Viaggiare implica un totale coinvolgimento dei sensi. Entusiasmo, stupore, sorpresa, sono lì a fiancheggiare l’occhio nelle sue vicissitudini. E si sa che l’occhio non ha fissa dimora. Il suo crimine? Essere sempre tentato dal fuori. L’occhio eccede sempre il corpo che lo ospita. E la fotografia è l’artificio col quale un fotografo oggettiva ogni eccesso.
Così di fronte al paesaggio – ma anche di fronte alla natura là dove essa ancora sopravvive – di fronte alle distese spaziali che separano le due estremità della Sicilia, distese riprese “al volo”, si direbbe, da un’auto, si ha la percezione di un’infinita riserva spaziale incontaminata dalla brutalità urbana. Spazi abitati da dolci declivi, distese dove riecheggiano lontananze nostalgiche, frammenti di colline che suggeriscono rotondità mistiche. Tutto un paesaggio che è l’icona rimossa dell’immaginario urbano popolato da spazi a-prospettici, senza più un luogo dove possa fissarsi una memoria.

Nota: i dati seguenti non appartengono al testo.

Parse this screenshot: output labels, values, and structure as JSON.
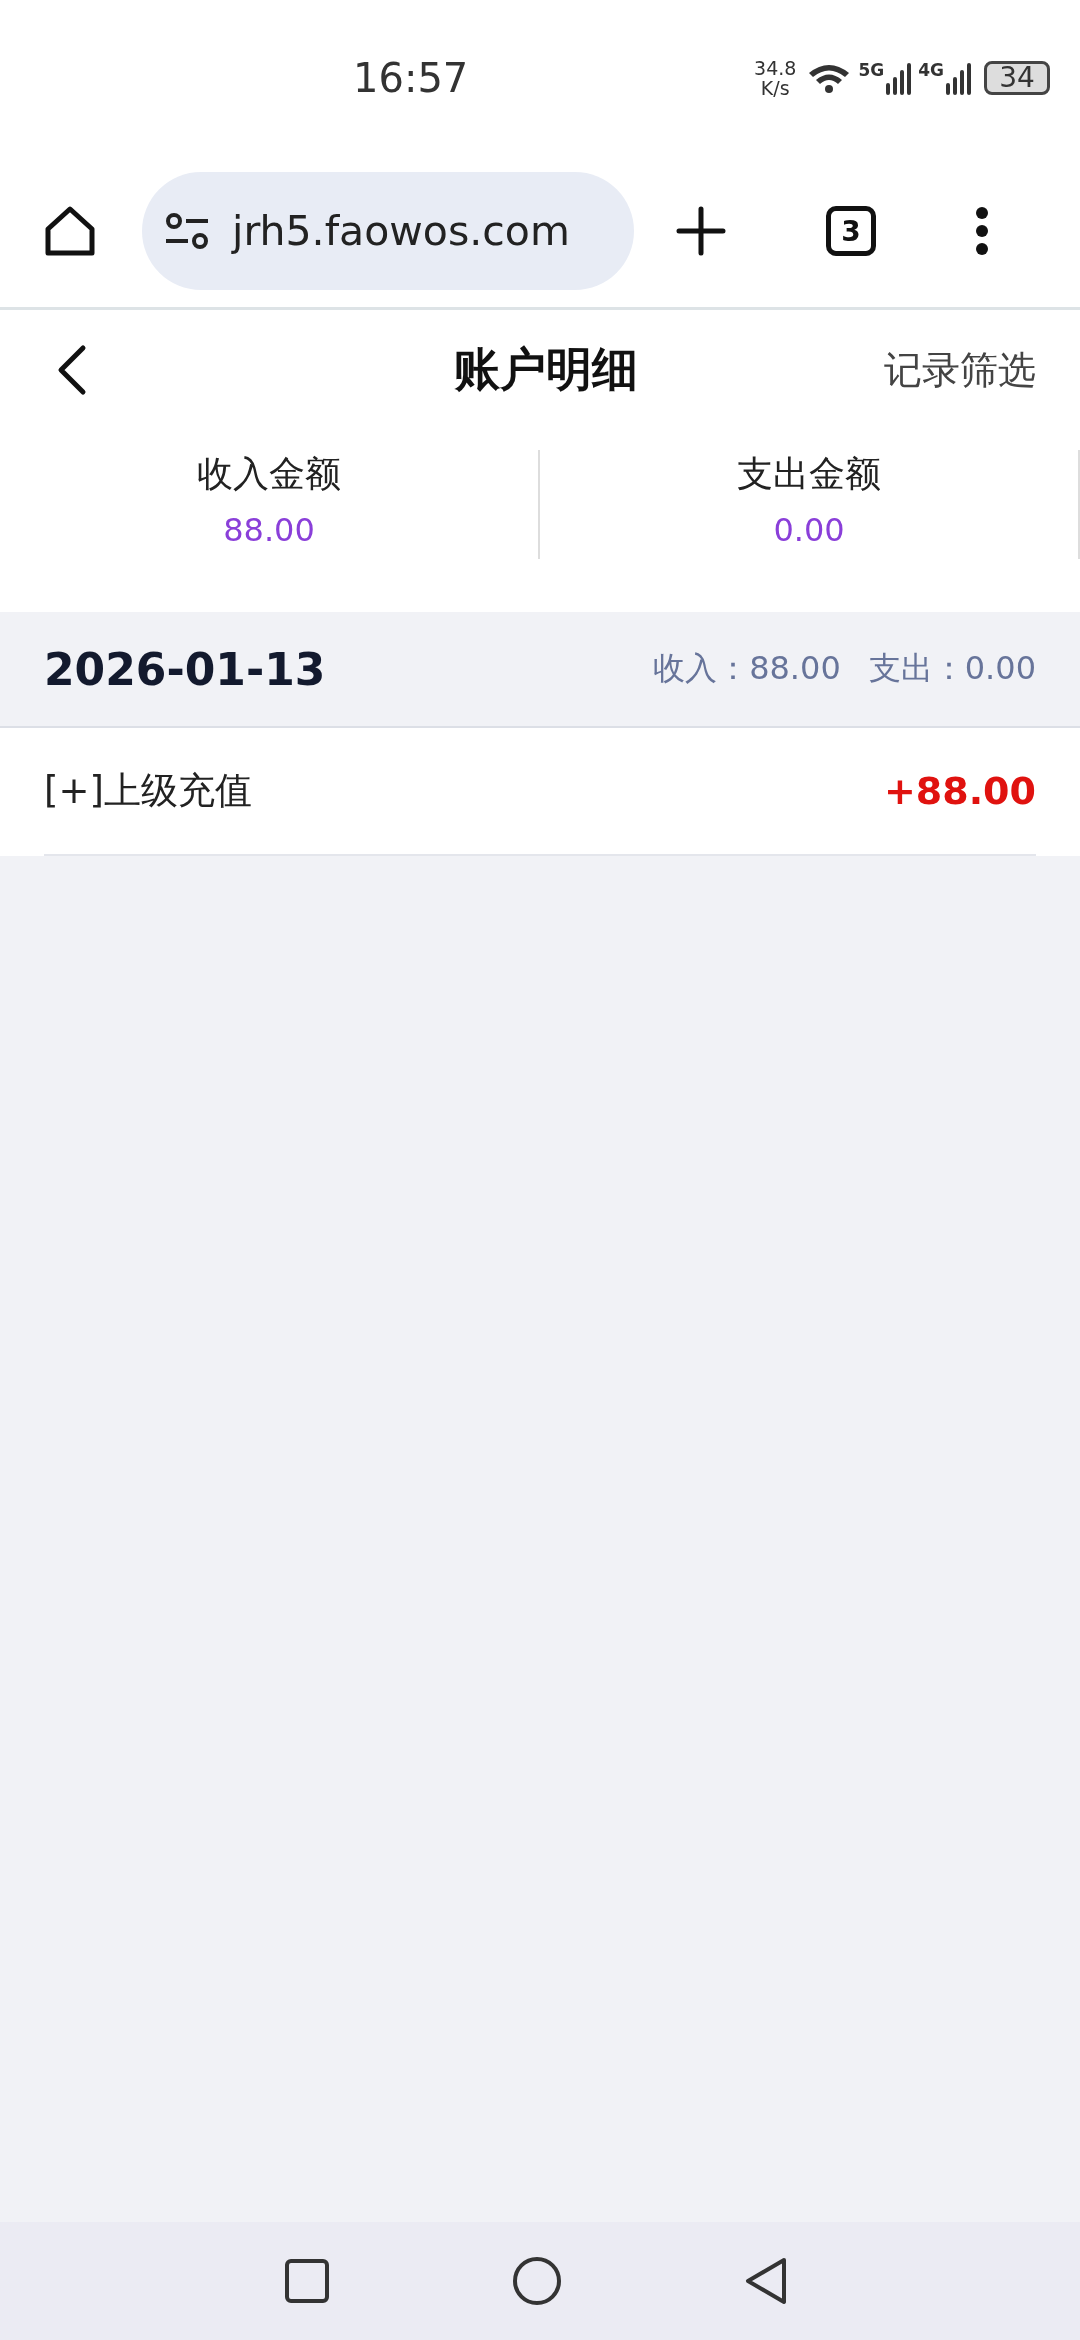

Queste foto di Valerio Bellone raccontano un paesaggio senza tempo che abita nell’immensità delle colline che precipita a capofitto lungo l’autostrada. E a volte la inghiotte. Ma raccontano anche della monumentalità geologica della Sicilia; dunque del suo tratto metafisico, opposto all’escrescenza frastagliata che connota il paesaggio alpino. Sono, forse, questi dolci rilievi a offrire l’idea migliore di quello che è ed è stata una cultura contadina. Sequenze di linguaggi antropologici cristallizzati nelle rotondità delle alture, frutto di erosioni ineluttabili, sedimentazioni millenarie, la cui trasversale profondità geologica, affiora nella superficie dell’immagine fotografica. In queste fotografie di paesaggi, geologia e metafisica convergono nello stesso punto: si tratta dell’occhio che coglie in un baleno tutta l’infinità di una lirica della natura trasformata in paesaggio che si effettua a cielo aperto.
E dal momento che queste foto sono state scattate a velocità durante un viaggio tra due città, come non pensare che proprio nella velocità si realizza, non solo nella fisica, ma anche nello sguardo, la creazione di oggetti puri.
Perché ogni oggetto puro, cancella i riferimenti territoriali. Risale il corso del tempo per annullarlo.
La rapidità dello scatto fotografico amplificato dalla velocità dell’auto, annulla ogni causa materiale di quel paesaggio – ogni antropologia materiale – per celebrare l’effetto sulla causa, l’apparenza fulminea in quanto tale. Con le parole di Roland Barthes, si direbbe che ci troviamo di fronte a un messaggio senza codice, che rivela tutta la verità delle superfici, che danzano davanti all’occhio in transito del viaggiatore.
La loro esistenza ci arriva oltre la violenza della profondità della storia.